Logo

Beaucarnea recurvata

Ponytail Palm

About Ponytail Palm

My botanical name is Beaucarnea recurvata but I am also known as Ponytail Palm. I have thin curly, bright green fountain-like foliage on  a large, domed “stump,” which tapers off into a thinner stem. I am a desert plant native to Mexico but I was grown in Florida and am so happy to be going to my new home.  

Indoors I can grow between 5-6 feet tall and will add beautiful full, green look to your home. Here are some care instructions and tips that will be useful as I get acclimated to my new home and grow with you for many years to come.

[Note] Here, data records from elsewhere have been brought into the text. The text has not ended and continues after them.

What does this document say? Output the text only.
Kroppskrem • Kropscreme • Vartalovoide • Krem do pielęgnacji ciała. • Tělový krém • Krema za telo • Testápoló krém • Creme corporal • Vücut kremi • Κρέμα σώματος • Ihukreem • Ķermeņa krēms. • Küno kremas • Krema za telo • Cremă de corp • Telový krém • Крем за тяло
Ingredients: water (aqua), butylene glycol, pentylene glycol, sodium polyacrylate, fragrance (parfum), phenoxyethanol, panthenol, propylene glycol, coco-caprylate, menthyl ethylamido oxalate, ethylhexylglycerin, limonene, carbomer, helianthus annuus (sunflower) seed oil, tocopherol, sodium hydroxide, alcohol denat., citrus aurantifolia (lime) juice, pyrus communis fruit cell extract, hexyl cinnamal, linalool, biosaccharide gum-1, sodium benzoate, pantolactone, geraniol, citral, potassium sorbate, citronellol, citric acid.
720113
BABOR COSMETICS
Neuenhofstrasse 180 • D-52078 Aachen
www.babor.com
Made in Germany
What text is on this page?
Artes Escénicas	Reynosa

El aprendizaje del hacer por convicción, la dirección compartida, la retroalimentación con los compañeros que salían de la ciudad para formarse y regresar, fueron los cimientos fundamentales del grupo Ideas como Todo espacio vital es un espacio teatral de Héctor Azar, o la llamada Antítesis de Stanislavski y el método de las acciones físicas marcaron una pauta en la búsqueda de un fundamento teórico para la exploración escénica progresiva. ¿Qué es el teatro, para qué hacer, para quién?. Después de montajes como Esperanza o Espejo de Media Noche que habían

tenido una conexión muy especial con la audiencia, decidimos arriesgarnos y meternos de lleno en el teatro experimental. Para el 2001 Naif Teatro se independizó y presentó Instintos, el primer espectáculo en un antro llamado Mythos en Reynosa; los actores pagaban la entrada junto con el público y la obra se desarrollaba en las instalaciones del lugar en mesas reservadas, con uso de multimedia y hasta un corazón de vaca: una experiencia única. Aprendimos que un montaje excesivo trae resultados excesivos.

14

Choosing the Right Location

Style

My personality is wild, tropical, grand and architectural.  I give the tropical look of a palm although I am of a different family of agaves and yuccas. I am tall and bushy so make sure to put me in a location with plenty of space.  You can place me in living rooms, hallways, bedrooms, offices, conference rooms, or anywhere with plenty of light. If you place me against walls such as room corners, rotate my container so all of the foliage gets even light.  

 

Light

I will be happiest indoors where I can get bright, indirect light such as near a south or north-facing window. Make sure that I receive bright light daily but that rays of sunlight do not hit my leaves. I tend to grow in the direction that I am receiving light.

 

Temperature

Indoors in a Floridian home, I will be happy in an environment that is controlled around 77° F (25° C).  Make sure that I am not in direct line of contact to air conditioning or heating vents. I would not like to receive cold or hot air blown at me.

How and When to Water

When it comes to watering me, below are some helpful suggestions for you to follow. Keep in mind that every plant, like every human, is unique and our needs change over time.

Depending on where you end up placing me, I may get more or less thirsty and would require watering with more or less frequency. The humidity in the room, the time of the year, and the amount of AC/Heating, among other factors will all affect my watering needs. Fortunately, it’s easy to figure out what to do as I will show you how I feel; you just need to check up on me once in a while.

Start by watering me once per month. Use a spray bottle, watering can, or measuring cup to water me with approximately 24 ounces (475 ml) of watering per session.

Pour water slowly all around the center of the plant so that it filters down the base. Watering is no good to me if the water runs down the outside of the root ball, leaving my central roots dry. This can happen if you water too quickly or apply too much water at once. Slower watering is usually more effective. The key is to ensure that water gets to my root zone. Sometimes it is helpful to prick little holes into the gravel and soil with a dull knife or the end of a pencil and pour water inside to assure it goes down well.

Check up on the same day of the month by inserting your finger into the soil about half an inch and feel the moisture level. If it feels moist, try again in a couple of days. If the soil feels dry, you need to water me as instructed above. I like moist but not soggy soil.  Once we do this for a few weeks, you will get the hang of it and you can determine the best watering schedule for your light, temperature and moisture conditions.  

You should also make sure that only person is in charge of my care schedule. This way, we can form a loving relationship and I don’t get watered more or less often than I need to be.

Feeding

You can use diluted regular houseplant fertilizer once a year.

More Tips

  • Let my soil dry out completely between watering.
  • Make sure I am not being burned by harsh, direct sun.
  • Use distilled water rather than tap water to prevent the build-up of minerals.
  • If my leaves are turning yellow, you have overwatered. Stop all irrigation to allow me to recuperate.
  • If my leaves are turning brown, I may have build-up of minerals from too much fertilizer. You should only feed once or twice a year.